Gostar de pessoas…

mundo doente

É preciso gostar sem julgar, excluir ou rotular.

Branco ou negro. Mestiço ou autóctone. De lá ou de cá. Pouco importa, pois precisamos gostar das pessoas. Judeu ou palestino. E daí? Qual a diferença se tu és de esquerda ou de direita? O que faz alguém se sentir mais e melhor? Ninguém é melhor do que outro alguém. Simplesmente, somos iguais. Claro que, por uma série de fatores, muitos se percebem mais e, ao se perceberem assim, assolarão os que são julgados, por eles, como inferiores. O reflexo disso é a maldade personificada no agir de cada um que pensa assim. É resultado disso é dor, tão perversa nesse mundo doido.

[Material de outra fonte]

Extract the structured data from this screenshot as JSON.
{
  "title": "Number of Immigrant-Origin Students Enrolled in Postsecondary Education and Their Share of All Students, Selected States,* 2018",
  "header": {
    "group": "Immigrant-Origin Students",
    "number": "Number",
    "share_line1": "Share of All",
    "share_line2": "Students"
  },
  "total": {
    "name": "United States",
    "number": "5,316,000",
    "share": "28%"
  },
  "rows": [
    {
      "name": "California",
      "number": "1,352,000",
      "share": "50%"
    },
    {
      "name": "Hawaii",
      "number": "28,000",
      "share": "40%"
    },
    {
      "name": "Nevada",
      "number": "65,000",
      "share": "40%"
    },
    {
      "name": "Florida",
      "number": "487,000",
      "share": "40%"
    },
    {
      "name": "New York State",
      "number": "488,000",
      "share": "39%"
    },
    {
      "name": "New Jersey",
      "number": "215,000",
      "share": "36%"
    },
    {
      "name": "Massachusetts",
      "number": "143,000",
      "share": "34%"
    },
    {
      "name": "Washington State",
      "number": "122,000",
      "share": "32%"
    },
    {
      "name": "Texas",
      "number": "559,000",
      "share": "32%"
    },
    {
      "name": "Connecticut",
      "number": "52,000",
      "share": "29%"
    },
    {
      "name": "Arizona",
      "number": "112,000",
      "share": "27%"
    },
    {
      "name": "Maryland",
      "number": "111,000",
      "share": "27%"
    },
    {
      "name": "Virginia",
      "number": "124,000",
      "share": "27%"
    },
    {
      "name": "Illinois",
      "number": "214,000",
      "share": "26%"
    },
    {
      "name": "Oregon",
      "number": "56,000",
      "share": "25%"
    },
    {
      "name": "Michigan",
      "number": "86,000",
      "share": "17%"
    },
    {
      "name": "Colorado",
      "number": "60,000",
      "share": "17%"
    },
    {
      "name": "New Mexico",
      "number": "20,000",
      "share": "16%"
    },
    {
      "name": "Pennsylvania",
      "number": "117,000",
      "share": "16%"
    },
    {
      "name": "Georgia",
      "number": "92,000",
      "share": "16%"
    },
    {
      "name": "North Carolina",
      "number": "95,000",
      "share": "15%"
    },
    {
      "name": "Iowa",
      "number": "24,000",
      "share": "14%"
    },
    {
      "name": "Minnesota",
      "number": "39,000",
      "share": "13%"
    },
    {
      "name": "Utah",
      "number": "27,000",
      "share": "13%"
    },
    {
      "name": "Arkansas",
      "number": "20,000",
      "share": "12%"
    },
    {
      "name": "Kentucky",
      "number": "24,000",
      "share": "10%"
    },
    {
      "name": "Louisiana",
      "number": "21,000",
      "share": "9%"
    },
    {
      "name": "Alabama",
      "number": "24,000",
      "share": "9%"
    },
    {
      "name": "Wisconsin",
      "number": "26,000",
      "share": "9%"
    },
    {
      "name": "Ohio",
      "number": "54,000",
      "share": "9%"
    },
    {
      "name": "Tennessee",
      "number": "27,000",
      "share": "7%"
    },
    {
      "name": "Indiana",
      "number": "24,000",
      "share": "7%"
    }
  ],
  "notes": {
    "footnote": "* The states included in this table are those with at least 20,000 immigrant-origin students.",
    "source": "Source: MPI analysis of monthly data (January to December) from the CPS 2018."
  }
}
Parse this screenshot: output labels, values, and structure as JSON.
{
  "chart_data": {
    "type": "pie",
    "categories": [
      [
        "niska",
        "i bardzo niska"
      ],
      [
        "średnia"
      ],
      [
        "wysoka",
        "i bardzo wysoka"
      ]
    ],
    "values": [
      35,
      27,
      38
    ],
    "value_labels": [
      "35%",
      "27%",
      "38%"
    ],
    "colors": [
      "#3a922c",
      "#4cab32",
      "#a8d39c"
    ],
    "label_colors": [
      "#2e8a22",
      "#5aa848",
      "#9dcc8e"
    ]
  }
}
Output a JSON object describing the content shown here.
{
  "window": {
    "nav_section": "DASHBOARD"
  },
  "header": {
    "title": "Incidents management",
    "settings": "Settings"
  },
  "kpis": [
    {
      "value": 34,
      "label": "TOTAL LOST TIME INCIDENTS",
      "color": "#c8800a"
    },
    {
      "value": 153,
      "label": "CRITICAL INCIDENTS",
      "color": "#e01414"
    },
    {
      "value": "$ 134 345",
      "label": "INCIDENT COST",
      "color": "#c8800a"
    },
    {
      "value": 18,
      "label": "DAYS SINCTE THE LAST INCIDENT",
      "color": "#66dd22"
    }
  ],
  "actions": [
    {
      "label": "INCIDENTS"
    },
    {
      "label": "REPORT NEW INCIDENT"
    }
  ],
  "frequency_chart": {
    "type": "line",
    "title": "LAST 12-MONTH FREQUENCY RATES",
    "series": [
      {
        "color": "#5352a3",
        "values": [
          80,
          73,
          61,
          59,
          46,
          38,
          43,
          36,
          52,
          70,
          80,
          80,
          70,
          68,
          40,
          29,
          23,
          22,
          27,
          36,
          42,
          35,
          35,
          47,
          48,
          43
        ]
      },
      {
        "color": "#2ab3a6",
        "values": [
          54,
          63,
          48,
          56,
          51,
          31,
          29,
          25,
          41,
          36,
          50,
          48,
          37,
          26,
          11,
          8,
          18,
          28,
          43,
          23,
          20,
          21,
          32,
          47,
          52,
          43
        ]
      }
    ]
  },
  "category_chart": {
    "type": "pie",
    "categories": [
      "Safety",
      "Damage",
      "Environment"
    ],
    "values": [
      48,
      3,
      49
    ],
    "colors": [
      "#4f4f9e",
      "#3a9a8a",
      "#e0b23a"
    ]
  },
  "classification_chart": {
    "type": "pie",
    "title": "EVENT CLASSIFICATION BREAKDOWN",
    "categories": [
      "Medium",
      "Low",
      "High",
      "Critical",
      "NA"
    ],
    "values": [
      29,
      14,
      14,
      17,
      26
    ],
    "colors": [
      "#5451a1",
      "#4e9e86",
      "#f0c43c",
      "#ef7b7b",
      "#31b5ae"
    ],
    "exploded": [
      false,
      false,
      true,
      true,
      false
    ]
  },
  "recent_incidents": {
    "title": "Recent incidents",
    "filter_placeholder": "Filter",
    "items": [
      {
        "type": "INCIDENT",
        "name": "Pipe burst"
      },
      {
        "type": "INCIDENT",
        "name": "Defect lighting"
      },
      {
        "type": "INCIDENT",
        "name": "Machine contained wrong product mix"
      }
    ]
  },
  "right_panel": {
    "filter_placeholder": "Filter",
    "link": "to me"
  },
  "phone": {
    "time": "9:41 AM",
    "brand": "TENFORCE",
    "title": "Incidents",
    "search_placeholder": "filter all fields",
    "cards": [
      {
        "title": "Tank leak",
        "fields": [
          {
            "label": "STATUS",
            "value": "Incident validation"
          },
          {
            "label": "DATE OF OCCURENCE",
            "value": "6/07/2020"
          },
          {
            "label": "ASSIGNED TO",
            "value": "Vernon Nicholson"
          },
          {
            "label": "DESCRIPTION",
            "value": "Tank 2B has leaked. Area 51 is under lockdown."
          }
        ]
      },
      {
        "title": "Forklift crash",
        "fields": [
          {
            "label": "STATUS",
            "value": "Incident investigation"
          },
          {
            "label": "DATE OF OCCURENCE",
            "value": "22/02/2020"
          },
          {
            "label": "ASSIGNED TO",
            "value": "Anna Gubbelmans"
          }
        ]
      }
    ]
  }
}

Um mundo doente. Há tempos adoentado e estratificado em valores tolos. Deixamos de gostar das pessoas, da forma como elas são, para gostar de artificialidades e superficialidades. Via de regra, somos uma espécie presa a frivolidades. As nossas relações estão interesseiras e são construídas com desejos de sobrepujar o diferente. Perdemos e estamos perdidos. Um niilismo sem igual. Não sei ao certo de que forma isso vai findar. Na verdade, tenho minhas impressões sobre o fim, mas prefiro não compartilhar. Isso me faz mal!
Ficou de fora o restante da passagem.